One thing that history has shown us over and over again, is that the mishandling of crude oil has detrimental effects on our environment.  We all remember the Exxon Valdez spill of 1989, when 11 million gallons of crude were spilled into the Prince William Sound.  It’s estimated 250,000 seabirds, 2,800 sea otters, 300 harbor seals, 250 bald eagles, up to 22 killer whales died along with billions of salmon and herring eggs.  As bad as that sounds, it ranks a mere 36th on the list of the worlds worst oil spills, with the worst unintentional spill being the gulf spill in 2010, which released 206 million gallons of crude into the Gulf of Mexico. The burning of petroleum products has been scientifically linked to acid rain, global warming, the production of carcinogenic byproducts, and many more environmental and health issues.  Need we explore more?

So let's go back and consider for a moment that the earth is indeed round, and that oil is produced naturally and constantly.  The biggest question should be how fast is oil produced?  Oil demand is in constant growth in today's society.  The need for cheap energy is directly linked to economic growth.  Let's keep in mind that our monetary system depends on constant growth to avoid collapse.  The problem is, the more we grow, the greater our need for energy grows, leading to an infinite curve.  The more we grow, the greater rate of energy growth we need to sustain that growth.  Even if the earth is producing oil naturally, it stands to reason that the rate of production is finite, meaning that it can only produce a certain amount in a given time, regardless of how much we need.

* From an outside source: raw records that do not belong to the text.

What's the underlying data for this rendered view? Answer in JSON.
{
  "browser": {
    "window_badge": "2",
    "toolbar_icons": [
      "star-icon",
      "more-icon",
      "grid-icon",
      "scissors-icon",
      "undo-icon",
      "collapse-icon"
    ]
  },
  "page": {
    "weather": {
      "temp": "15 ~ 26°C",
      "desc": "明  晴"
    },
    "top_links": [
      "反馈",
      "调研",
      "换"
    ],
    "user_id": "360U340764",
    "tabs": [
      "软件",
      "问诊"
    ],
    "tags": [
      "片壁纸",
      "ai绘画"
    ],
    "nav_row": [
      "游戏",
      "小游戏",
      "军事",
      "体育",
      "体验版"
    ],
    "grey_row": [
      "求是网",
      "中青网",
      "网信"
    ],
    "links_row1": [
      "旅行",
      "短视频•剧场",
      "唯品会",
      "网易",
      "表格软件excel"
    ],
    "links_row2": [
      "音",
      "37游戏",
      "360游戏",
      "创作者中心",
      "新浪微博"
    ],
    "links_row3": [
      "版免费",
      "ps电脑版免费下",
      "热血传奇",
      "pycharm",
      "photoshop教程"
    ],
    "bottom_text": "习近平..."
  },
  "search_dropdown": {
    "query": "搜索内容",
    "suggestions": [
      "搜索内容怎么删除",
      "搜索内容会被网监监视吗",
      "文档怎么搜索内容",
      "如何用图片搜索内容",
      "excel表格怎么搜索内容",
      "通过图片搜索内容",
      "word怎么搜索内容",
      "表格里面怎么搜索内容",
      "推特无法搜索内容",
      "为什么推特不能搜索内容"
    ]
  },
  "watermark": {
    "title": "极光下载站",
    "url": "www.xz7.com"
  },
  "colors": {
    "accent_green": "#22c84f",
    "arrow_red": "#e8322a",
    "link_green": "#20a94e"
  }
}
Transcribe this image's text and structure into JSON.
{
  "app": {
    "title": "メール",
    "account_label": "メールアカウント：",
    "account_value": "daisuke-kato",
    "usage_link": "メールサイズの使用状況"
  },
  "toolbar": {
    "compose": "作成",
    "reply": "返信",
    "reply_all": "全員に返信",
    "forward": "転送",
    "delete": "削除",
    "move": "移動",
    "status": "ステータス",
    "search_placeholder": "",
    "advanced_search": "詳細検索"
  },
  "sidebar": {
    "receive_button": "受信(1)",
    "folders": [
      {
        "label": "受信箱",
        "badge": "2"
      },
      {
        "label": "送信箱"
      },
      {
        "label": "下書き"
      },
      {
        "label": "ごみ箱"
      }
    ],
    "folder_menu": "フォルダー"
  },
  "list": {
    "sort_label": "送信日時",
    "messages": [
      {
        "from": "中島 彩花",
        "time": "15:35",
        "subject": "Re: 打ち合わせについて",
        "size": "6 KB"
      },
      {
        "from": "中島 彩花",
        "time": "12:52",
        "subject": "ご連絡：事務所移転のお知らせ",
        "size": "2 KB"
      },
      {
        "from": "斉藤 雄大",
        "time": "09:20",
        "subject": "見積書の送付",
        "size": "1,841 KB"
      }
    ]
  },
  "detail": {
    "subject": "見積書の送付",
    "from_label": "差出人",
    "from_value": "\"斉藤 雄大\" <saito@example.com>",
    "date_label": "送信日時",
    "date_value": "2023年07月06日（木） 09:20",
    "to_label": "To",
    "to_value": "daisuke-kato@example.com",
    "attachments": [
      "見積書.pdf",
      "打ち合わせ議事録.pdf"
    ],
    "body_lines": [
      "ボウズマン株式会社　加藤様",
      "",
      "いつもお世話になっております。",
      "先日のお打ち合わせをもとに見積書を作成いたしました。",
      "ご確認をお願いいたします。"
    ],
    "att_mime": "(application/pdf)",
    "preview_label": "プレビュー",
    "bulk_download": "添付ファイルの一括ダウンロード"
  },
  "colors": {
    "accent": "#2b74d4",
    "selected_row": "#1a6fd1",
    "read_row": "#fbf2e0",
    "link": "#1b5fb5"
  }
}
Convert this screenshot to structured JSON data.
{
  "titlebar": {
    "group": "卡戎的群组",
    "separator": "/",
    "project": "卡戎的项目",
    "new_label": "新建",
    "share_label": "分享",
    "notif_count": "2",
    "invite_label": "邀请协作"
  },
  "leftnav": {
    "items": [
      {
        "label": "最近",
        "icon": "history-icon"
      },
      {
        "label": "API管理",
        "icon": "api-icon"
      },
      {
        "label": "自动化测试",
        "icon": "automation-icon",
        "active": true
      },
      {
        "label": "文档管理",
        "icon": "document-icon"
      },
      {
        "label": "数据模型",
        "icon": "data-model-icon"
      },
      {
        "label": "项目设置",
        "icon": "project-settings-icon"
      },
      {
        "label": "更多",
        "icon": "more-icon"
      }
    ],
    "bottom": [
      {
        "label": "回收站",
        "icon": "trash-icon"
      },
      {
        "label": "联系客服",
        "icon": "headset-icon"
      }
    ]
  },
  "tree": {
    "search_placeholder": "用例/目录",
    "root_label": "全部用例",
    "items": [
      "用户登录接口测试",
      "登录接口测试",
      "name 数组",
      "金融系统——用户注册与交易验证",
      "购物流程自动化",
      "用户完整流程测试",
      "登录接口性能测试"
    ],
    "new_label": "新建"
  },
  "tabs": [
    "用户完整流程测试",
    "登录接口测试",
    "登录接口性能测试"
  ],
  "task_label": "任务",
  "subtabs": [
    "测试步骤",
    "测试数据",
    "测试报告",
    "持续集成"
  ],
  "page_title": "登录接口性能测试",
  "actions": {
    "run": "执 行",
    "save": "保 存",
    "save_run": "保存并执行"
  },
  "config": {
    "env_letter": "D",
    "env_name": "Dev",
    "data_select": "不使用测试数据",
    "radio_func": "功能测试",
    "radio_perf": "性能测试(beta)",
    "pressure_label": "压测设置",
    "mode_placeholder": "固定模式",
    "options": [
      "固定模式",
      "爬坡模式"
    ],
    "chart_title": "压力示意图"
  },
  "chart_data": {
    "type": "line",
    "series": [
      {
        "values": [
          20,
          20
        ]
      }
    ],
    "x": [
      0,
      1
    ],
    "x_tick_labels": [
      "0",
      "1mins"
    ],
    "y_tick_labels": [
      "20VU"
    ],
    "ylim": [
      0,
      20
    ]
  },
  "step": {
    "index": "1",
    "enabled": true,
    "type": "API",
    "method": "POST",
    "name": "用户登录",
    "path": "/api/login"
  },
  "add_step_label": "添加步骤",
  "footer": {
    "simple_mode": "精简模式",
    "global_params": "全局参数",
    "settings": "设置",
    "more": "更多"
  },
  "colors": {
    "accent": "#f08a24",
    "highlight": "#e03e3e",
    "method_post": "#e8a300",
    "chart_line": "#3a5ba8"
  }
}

Many proponents of abiogenic oil will argue that the whole peak oil idea is now moot.  Of course, nothing could be further from the truth.  If indeed the earth is producing oil at a rate that could survive any growth curve, why then, given the age of the earth, is it not 70% covered in oil instead of water?  Also, even if the earth is replenishing oil wells, why must we cap them and wait for more oil to flow into the well?  The answer to this is easy...we are using it up faster that the earth can replenish it.  Wow, look at that, peak oil rears it's ugly head again, just with a slightly different definition.

If indeed oil is produced naturally and constantly, this process has a finite rate, which means that constant economic growth, which is directly related to cheap energy, cannot be maintained.  So much for the end of peak oil!

1 comment:

  1. What difference does it make how it's formed? The problem is, it's not regenerating anywhere near fast enough.